Reviewed by GREG KING
Director: Florian Zeller
Stars: Anthony Hopkins, Olivia Colman, Imogen Poots, Rufus Sewll, Olivia Williams, Mark Gattis.
Anthony (played by actor Anthony Hopkins, in his Oscar nominated role) is an older man in his 80s, but he is fairly robust and set in his ways. He has lived in his cramped London flat for years, but as his mind begins to fail him he refuses any help. His dutiful daughter Anne (Oscar winner Olivia Colman, from The Favorite, etc) is moving to Paris to be with her boyfriend, and it becomes clear that other arrangements will have to be set in place. But Anthony prides himself on his health and sharp mind and steadfastly refuses any help.
He drives away many of the temporary nurses that Anne has arranged for them with his temper and feisty attitude. He often accuses them of having stolen his watch, but in reality he has forgotten where he put it. Anthony slowly slips deeper into dementia, and his mental decline is tough to watch.
The Father has been written and directed by first time filmmaker Florian Zeller, who has adapted his own multi-award winning 2012 drama to the screen, with the English translation from Oscar winning screenwriter and fellow playwright Christopher Hampton (Atonement, Dangerous Liaisons, etc). There have been other dramas dealing with a character slipping into dementia (Still Alice, Away From Her, etc) but The Father hits home hard with a reality and resonance that those other films seemed to lack because much of it unfolds from Anthony’s increasingly confused perspective. This works to keep the audience disoriented and bewildered as well.
The film boasts a pair of first-rate performances from its two leads. The role in the film was written especially for Hopkins by playwright Zeller, which is why the previously unnamed character shares his name. Fittingly he delivers a superb performance that effectively depicts Anthony’s failing mind and gradual descent into paranoia and dementia. Hopkins is usually a robust performer, but here he taps into vulnerability and frailty with his mercurial portrayal, but he brings a gruff charm to the role as well. It is a moving and emotionally draining performance to watch but feels entirely organic. Colman is also strong as Anne, his dutiful and supportive but long-suffering daughter who is growing weary and frustrated at the same time as she watches Anthony’s mental deterioration and feels helpless. She brings warmth and intelligence to the role.
With its limited sets and small cast, the film retains much of its claustrophobic theatrical nature and emotional beats, but the film’s visuals make Anthony’s loss of his mind clearer with subtle changes to the layout of the apartment, the placement of furniture, the changing colour scheme, and a painting prominently displayed above the mantle. Peter Francis’s production design for the flat is superb, and almost makes the apartment another character. Zeller uses the space effectively.

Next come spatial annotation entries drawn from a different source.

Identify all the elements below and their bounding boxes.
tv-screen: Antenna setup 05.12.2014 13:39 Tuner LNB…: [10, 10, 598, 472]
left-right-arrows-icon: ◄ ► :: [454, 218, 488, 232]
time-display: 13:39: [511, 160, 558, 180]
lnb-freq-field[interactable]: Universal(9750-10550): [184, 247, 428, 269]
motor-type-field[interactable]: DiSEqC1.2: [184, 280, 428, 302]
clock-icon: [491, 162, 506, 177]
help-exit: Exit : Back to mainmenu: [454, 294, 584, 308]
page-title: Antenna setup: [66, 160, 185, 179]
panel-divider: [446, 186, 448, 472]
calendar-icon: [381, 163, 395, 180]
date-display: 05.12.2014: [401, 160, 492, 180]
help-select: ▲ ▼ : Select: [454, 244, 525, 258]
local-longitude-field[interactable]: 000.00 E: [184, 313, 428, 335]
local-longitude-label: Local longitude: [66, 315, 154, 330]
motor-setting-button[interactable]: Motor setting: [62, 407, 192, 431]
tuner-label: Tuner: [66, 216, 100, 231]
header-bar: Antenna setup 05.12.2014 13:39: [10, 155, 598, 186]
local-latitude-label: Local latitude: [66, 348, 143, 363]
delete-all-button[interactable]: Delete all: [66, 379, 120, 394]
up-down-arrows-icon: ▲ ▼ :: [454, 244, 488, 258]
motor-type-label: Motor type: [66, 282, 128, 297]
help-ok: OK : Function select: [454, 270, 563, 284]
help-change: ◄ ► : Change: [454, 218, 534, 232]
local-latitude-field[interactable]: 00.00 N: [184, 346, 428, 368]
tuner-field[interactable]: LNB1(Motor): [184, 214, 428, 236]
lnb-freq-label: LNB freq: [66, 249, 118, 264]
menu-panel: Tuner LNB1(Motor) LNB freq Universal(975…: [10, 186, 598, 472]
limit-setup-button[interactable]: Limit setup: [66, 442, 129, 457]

The Father is quite downbeat in nature, but Zeller has leavened the material with touches of wit and humour. Zeller’s script is a devastatingly honest portrayal of dementia, but it is also empathetic and takes us inside this crumbling mind of a once strong, independent and intelligent man. He packs in a lot of emotional beats and the film explores some quite relatable truths about aging, responsibility, father daughter relationships, mortality. Anthony begins to question his own grip on reality, and certain scenes are repeated, which further adds to that growing sense of confusion. Rufus Sewell appears as Anna’s resentful husband Paul; Imogen Poots plays a young nurse who reminds Anthony of his other daughter Lucy with whom he enjoyed a special relationship but whom he hasn’t seen for years; and Olivia Williams and Mark Gattis all contribute smaller roles and their presence further adds to Anthony’s sense of confusion and frustration.
I saw a Melbourne Theatre Company production of The Father a few years ago, with John Bell in the title role, but this film adaptation puts much of the character’s failing mind into sharper focus, and it makes for a more compelling experience.